Grundlegend war in These 1 das Bekenntnis zu Jesus Christus als „das eine Wort Gottes, das wir zu hören, dem wir im Leben und im Sterben zu vertrauen und gehorchen haben“. Damit war eine klare Absage an alle erteilt, die „andere Ereignisse und Mächte, Gestalten und Wahrheiten als Gottes Offenbarung anerkennen“ – so wurde für alle sichtbar der Verherrlichung des Reichskanzlers Adolf Hitler widersprochen.
Staat und Kirche wurden in These 5 klar unterschieden, aber aufeinander bezogen: Aufgabe des Staates ist es, wenn notwendig unter Ausübung von Gewalt, für Recht und Frieden zu sorgen – die Kirche dagegen soll diesen Staat an Gottes Gebot und seine Gerechtigkeit erinnern.
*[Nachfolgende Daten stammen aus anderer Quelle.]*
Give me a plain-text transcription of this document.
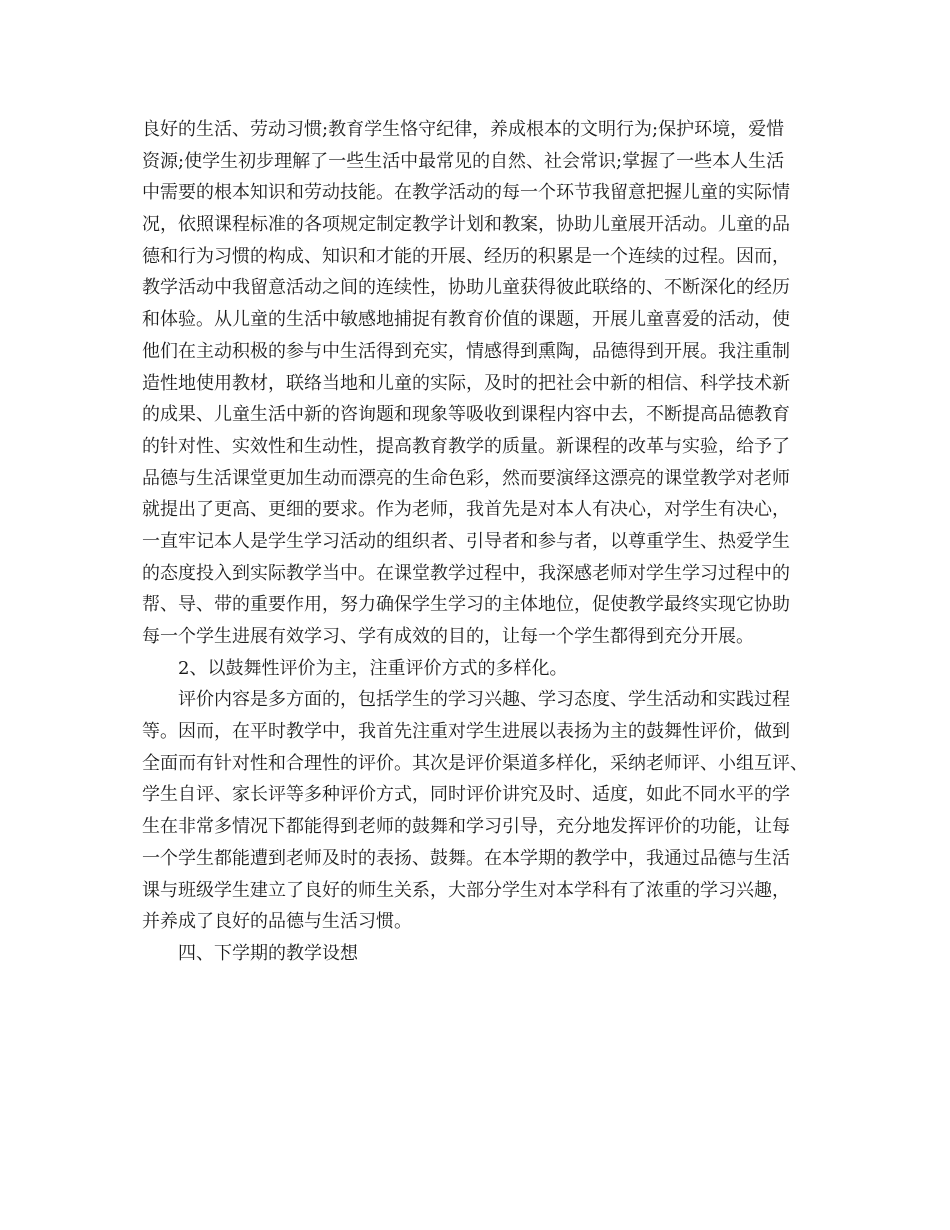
良好的生活、劳动习惯;教育学生恪守纪律，养成根本的文明行为;保护环境，爱惜

资源;使学生初步理解了一些生活中最常见的自然、社会常识;掌握了一些本人生活

中需要的根本知识和劳动技能。在教学活动的每一个环节我留意把握儿童的实际情

况，依照课程标准的各项规定制定教学计划和教案，协助儿童展开活动。儿童的品

德和行为习惯的构成、知识和才能的开展、经历的积累是一个连续的过程。因而，

教学活动中我留意活动之间的连续性，协助儿童获得彼此联络的、不断深化的经历

和体验。从儿童的生活中敏感地捕捉有教育价值的课题，开展儿童喜爱的活动，使

他们在主动积极的参与中生活得到充实，情感得到熏陶，品德得到开展。我注重制

造性地使用教材，联络当地和儿童的实际，及时的把社会中新的相信、科学技术新

的成果、儿童生活中新的咨询题和现象等吸收到课程内容中去，不断提高品德教育

的针对性、实效性和生动性，提高教育教学的质量。新课程的改革与实验，给予了

品德与生活课堂更加生动而漂亮的生命色彩，然而要演绎这漂亮的课堂教学对老师

就提出了更高、更细的要求。作为老师，我首先是对本人有决心，对学生有决心，

一直牢记本人是学生学习活动的组织者、引导者和参与者，以尊重学生、热爱学生

的态度投入到实际教学当中。在课堂教学过程中，我深感老师对学生学习过程中的

帮、导、带的重要作用，努力确保学生学习的主体地位，促使教学最终实现它协助

每一个学生进展有效学习、学有成效的目的，让每一个学生都得到充分开展。

2、以鼓舞性评价为主，注重评价方式的多样化。

评价内容是多方面的，包括学生的学习兴趣、学习态度、学生活动和实践过程

等。因而，在平时教学中，我首先注重对学生进展以表扬为主的鼓舞性评价，做到

全面而有针对性和合理性的评价。其次是评价渠道多样化，采纳老师评、小组互评、

学生自评、家长评等多种评价方式，同时评价讲究及时、适度，如此不同水平的学

生在非常多情况下都能得到老师的鼓舞和学习引导，充分地发挥评价的功能，让每

一个学生都能遭到老师及时的表扬、鼓舞。在本学期的教学中，我通过品德与生活

课与班级学生建立了良好的师生关系，大部分学生对本学科有了浓重的学习兴趣，

并养成了良好的品德与生活习惯。

四、下学期的教学设想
Der Theologieprofessor Albrecht Grözinger sieht im Magazin zeitzeichen in dieser 5. These eine Aussage, die über die zeitgeschichtliche Bedeutung hinausweist: „Nur mittels dieser spezifischen Erinnerung gewinnt die Kirche ihr Profil und ihre Erkennbarkeit. Und genau durch diese Struktur konstituieren sich zivilgesellschaftliche Assoziationen: Sie nehmen eine spezifische Aufgabe wahr, die sie von anderen zivilgesellschaftlichen Assoziationen unterscheidet. Und deshalb ist in der Barmer Theologischen Erklärung die Kirche – avant lettre! – als zivilgesellschaftliche Assoziation bestimmt ohne ‚staatliche Art, staatliche Aufgaben und staatliche Würden‘.“ Damit, so Grözinger, erscheint „mitten in einer unmenschlichen Diktatur in der theologischen Reflexion die Vision eines demokratischen Staates auf mit seinen grundlegenden Implikationen.“
Durch ihre grundlegende Klärung des Verhältnisses von Kirche und Staat hat die Erklärung eine Lücke in der evangelischen Tradition gefüllt und sich so als eine schriftgemäße, für den Dienst der Kirche verbindliche Bezeugung des Evangeliums erwiesen. Insofern passt das 90jährige Jubiläum der Barmer Theologischen Erklärung am 31. Mai wie angegossen zum 75-jährigen Jubiläum des Grundgesetzes am 23. Mai.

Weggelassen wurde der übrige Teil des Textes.